Однако по третьему вызову Манда является. Он приходит один, без стражи и удивляется, видя новый муниципалитет. Его прямо спрашивают, считает ли он возможным выполнить приказ мэра противодействовать силе силой и о стратегическом плане, состоящем в том, чтобы разрезать Сент-Антуан на две половины; он отвечает, что может сделать это. Тогда муниципалитет находит, что было бы правильно отослать этого национального стратега в тюрьму Аббатства и предоставить судить его судебной палате. Увы, снаружи уже теснится суд, но суд не писаного закона, а первобытного кулачного права, суд, взволнованный до истерики, жестокий, как страх, слепой, как ночь, и этот-то суд вырывает бедного Манда из рук его охранителей, валит его на пол и убивает на ступенях городской Ратуши. Смотрите, новые муниципальные советники и ты, народ, на положение восстания! Кровь пролита, за кровь придется ответить. Увы, при такой истерии крови прольется еще больше, потому что в этом отношении человек похож на тигра: ему стоит только начать.
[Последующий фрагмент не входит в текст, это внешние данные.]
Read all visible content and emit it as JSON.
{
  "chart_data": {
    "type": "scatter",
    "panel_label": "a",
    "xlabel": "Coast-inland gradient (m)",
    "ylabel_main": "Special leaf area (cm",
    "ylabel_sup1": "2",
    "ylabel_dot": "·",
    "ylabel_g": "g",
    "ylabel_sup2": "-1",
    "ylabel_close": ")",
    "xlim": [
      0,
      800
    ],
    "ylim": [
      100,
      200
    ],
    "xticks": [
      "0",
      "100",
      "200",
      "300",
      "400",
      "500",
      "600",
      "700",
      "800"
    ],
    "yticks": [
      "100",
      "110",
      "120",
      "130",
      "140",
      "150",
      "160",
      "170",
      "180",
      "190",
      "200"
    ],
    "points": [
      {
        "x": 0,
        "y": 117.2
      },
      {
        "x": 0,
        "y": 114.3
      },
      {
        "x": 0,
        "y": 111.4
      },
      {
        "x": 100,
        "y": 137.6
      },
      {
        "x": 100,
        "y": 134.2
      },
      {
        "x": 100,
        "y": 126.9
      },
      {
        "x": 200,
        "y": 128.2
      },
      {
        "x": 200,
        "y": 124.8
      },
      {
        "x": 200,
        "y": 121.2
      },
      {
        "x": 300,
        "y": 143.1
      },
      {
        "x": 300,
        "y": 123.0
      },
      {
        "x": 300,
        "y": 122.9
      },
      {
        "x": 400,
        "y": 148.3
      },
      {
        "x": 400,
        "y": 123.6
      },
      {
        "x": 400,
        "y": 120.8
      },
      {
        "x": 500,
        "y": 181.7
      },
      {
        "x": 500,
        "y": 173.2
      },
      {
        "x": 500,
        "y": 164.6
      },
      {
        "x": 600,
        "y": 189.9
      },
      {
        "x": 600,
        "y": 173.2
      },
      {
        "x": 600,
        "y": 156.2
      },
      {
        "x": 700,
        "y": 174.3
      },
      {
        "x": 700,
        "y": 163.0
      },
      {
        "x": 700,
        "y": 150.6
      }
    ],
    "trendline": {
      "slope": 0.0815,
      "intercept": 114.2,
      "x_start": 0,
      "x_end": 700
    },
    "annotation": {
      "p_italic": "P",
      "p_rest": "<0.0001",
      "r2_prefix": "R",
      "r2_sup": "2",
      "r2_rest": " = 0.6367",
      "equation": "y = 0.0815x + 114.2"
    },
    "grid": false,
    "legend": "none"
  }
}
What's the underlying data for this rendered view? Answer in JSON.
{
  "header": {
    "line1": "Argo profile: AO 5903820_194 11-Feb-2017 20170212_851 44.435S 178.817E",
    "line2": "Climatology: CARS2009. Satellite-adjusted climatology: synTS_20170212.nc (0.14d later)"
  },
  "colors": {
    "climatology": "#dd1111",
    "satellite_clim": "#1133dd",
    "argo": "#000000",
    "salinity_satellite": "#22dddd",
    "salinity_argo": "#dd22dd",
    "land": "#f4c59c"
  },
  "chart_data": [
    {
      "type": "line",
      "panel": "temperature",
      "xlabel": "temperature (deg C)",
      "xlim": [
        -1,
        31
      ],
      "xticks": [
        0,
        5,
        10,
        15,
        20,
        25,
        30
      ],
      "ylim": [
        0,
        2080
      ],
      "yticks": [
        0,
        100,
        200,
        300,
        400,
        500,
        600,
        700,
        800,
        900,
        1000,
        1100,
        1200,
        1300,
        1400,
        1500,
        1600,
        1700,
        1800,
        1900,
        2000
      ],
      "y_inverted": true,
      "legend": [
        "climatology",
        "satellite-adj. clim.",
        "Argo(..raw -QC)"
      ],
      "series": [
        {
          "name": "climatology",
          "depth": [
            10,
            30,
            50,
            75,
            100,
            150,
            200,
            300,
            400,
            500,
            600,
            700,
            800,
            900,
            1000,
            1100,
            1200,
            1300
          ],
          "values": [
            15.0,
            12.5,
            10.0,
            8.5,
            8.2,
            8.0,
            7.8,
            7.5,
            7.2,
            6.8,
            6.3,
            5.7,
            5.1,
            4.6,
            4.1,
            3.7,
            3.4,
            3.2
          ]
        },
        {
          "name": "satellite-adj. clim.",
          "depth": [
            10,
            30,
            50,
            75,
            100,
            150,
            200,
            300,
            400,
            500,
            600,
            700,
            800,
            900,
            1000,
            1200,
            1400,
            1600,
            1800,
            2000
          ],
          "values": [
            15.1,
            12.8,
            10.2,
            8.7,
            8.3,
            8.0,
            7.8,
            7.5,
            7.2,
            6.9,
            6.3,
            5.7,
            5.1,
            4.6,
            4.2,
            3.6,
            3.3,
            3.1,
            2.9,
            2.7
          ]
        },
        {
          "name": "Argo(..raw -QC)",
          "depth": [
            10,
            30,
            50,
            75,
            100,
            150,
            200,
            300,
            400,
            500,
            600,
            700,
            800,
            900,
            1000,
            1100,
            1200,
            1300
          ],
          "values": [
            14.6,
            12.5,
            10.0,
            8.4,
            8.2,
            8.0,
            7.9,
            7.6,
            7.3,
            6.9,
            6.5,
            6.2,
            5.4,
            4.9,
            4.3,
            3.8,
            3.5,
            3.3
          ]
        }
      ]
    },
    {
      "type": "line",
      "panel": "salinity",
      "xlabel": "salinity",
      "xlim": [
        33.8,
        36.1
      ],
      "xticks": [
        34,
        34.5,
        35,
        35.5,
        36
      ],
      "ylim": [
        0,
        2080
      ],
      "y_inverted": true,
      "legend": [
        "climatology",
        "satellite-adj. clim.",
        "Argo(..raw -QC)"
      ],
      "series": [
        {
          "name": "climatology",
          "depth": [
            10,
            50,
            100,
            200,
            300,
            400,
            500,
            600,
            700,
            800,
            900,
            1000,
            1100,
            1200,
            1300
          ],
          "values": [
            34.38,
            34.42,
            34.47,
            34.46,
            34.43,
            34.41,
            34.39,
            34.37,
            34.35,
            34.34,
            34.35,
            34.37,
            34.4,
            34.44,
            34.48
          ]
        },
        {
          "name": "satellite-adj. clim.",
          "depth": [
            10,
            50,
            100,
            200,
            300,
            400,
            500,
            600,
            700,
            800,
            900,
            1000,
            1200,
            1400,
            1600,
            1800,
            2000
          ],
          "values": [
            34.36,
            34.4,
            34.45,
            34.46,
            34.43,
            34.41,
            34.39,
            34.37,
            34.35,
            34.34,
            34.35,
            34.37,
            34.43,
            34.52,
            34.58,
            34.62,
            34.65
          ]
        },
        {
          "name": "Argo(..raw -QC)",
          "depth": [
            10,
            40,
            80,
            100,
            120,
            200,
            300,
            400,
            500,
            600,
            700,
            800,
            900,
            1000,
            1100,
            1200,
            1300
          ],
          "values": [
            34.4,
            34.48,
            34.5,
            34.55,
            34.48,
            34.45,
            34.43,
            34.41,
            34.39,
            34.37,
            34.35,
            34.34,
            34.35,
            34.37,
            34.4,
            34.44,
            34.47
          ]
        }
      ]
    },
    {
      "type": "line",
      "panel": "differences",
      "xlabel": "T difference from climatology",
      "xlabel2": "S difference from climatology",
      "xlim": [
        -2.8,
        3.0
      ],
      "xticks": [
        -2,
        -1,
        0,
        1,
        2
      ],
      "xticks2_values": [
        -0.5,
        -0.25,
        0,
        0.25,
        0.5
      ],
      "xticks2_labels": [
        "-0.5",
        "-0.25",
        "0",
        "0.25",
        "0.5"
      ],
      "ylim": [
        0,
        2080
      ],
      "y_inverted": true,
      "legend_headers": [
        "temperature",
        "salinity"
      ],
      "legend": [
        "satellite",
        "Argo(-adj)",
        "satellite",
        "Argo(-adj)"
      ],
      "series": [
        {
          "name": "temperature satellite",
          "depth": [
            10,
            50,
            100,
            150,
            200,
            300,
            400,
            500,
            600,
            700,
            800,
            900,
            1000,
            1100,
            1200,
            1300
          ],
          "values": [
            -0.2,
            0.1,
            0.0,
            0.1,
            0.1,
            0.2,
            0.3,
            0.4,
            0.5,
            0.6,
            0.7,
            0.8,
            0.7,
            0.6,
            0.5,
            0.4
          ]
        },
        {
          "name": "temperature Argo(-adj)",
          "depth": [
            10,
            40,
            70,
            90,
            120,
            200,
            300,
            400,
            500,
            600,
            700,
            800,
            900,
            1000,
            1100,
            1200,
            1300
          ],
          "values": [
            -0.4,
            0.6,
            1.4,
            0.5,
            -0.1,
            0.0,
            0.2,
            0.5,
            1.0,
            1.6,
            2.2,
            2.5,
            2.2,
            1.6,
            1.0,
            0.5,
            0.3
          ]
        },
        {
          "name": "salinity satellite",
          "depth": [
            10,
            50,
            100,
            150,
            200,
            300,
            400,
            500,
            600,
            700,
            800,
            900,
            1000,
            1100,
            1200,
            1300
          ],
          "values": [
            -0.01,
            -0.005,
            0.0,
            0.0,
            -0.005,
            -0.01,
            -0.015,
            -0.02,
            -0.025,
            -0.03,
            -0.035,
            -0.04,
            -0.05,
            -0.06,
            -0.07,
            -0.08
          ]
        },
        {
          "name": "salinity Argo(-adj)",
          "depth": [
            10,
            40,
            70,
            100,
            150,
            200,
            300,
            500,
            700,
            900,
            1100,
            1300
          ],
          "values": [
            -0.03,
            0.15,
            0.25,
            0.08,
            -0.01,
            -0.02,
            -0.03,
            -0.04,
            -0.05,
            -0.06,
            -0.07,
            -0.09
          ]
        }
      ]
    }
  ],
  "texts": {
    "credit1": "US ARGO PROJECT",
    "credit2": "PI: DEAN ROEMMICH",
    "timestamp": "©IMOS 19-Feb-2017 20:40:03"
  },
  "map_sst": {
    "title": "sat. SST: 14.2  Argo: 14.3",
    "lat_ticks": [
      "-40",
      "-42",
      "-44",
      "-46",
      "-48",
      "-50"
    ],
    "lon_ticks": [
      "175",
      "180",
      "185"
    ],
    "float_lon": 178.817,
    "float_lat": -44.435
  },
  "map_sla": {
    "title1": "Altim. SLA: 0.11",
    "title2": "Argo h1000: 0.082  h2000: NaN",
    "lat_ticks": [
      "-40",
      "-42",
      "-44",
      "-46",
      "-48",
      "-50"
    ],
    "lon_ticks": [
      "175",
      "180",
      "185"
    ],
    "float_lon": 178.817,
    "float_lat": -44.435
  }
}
Семнадцать субъектов было схвачено разведчиками-патриотами на Елисейских Полях, в то время как они, едва видимые, проносились перед ними, также едва видимыми. Есть у вас пистолеты, рапиры, вы, семнадцать? Вы один из проклятых "мнимых патрулей", которые бродят с антинациональными намерениями, рыская, кого выследить, что истребить! Семнадцать пленных ведут на ближайшую гауптвахту, одиннадцать из них спасаются через заднее окно. "Что это?" Девица Теруань появляется у переднего выхода с саблей, пистолетами и свитой, обличает изменническое соглашение и хватает оставшихся шестерых, чтобы не было надругательства над народным правосудием. Из этих шестерых спасаются еще двое во время суеты и прений суда кулачного права; остальные четверо несчастных убиты, как Манда; это два бывших лейб-гвардейца, один веселой жизни аббат и роялистский памфлетист Сюлло известный нам по имени писатель и остряк Бедный Сюлло, его "Апостольские деяния" и остроумные журналы-плакаты (он был талантливый человек) приходят, таким образом, к концу; сомнительные шутки разрешаются серьезным ужасом! Вот над какими делами занимается утро 10 августа 1792 года.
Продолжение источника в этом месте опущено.